It’s our national pastime and living in Alberta, hockey is hard to ignore. Canada’s game is also a big part of the greater history of Alberta’s black community. To conclude our three part series on Black History Month in Alberta, we look at three heroes of hockey.
Did you know that…
John Utendale, who was born in Edmonton, became the first black player to sign with an NHL team—the Detroit Red Wings?
- Although he never played an NHL game, Utendale being signed was a significant milestone that helped paved the way for future hockey greats.
- Utendale’s professional hockey career, playing for the Oil Kings in 1954 and the Red Wings’ minor league teams, helped pay his way through university and getting his doctorate.
- Later, Utendale achieved another first, becoming the first minority faculty member of the Woodring College of Education at Washington State University.
Did you know that…
Grant Fuhr was the first black goaltender to play in the NHL and the first and only black player inducted to the NHL Hall of Fame to date?
- Fuhr is arguably the most celebrated black hockey player in NHL history. Drafted in 1981 by the Edmonton Oilers, Fuhr’s induction to the Hockey Hall of Fame is well earned.
- Born and raised in Spruce Grove, Fuhr was an all-star from the beginning of his career. He was the First Team All-Star for the WHL’s Victoria Cougars for two years before entering the NHL.
- He played for the Oilers for 10 years, helping the team win to five Stanley Cups in seven seasons.
- Fuhr was traded to the Toronto Maple Leafs in 1991, then to the Buffalo Sabres in 1993, to the Los Angeles Kings in 1994, and finally to the St. Louis Blues in 1995. While many thought he was past his prime, he played 79 games that season, 76 of them consecutively which set a single-season record.
- Fuhr set many more records, including collecting 14 points in a single season, which still stands as an NHL goaltending record. He returned to Alberta to close his career with the Calgary Flames in the 1999-2000 season, where he won his 400th game and joined an elite club of only six goalies to reach that milestone.
Did you know that…
Jerome Iginla became the first black male athlete to win a gold medal in Olympic Winter Games history in 2002?
- Iginla has said his favourite player growing up was Grant Fuhr admired Fuhr’s style, and started his first two years in amateur hockey as a goaltender until he switched to right wing at age 10.
- Iginla played minor hockey and baseball until he was 15, and was a star in both sports.

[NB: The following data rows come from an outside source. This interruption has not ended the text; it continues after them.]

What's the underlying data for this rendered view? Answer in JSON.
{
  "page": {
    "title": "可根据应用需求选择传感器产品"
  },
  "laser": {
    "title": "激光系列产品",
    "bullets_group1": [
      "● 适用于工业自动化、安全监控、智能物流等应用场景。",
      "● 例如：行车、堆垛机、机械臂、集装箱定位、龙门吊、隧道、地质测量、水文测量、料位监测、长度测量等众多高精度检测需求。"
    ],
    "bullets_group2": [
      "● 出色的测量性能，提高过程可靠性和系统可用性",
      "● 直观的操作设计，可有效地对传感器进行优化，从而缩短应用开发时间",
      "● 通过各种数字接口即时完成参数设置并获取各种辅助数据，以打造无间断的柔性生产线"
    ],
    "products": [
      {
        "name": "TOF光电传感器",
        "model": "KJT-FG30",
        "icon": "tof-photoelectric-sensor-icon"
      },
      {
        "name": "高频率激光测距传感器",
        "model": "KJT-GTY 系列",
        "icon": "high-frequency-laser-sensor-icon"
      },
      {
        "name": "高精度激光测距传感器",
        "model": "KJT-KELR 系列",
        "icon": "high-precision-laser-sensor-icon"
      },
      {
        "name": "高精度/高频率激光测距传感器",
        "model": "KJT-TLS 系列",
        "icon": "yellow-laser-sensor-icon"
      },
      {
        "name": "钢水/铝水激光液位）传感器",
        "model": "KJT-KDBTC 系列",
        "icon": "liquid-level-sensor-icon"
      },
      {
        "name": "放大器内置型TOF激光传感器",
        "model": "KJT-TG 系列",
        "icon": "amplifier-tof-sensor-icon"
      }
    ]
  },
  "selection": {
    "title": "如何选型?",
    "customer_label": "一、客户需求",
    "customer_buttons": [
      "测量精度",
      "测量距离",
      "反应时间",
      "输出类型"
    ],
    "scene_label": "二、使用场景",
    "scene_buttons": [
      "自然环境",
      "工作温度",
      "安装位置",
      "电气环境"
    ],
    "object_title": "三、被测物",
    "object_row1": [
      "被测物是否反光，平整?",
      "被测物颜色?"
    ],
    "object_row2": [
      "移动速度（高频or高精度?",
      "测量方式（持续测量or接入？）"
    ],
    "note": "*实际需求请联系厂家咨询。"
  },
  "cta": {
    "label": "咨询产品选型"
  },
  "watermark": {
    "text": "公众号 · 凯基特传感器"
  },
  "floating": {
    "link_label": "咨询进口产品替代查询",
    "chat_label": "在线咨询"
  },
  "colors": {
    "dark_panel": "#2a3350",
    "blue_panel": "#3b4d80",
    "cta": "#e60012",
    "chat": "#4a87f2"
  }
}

- He then went on to play for the Kamloops Blazers in the Western Hockey League (WHL), helping the team win two consecutive Memorial Cups, where he was named WHL Player of the Year in the 1995-96 season.
- Iginla went on to become a history-making NHL star in his own right; the former Calgary Flames captain still holds the Calgary Flames’ all-time records in goals (525), points (1,095) and games played (1,219).
- In 2002, he became the first black hockey player in the NHL to win the Art Ross Trophy, the Maurice Richard Trophy, and the Lester B. Pearson Award.
- He now plays for the Colorado Avalanche (but we don’t hold that against him).
Today, Alberta is home to the third-largest population of black people in Canada, with almost 75,000 claiming their heritage in the 2011 census. Some have roots that go back as far as the first settlers, and some are new to Canada, all adding to the province’s multicultural mosaic. From the early settlers to famous hockey players, the history of black Albertans is one filled with struggles, triumphs and pride. As we learn about the history of black people in Alberta, we pay tribute to their ongoing contributions and their part in creating an inclusive and welcoming culture.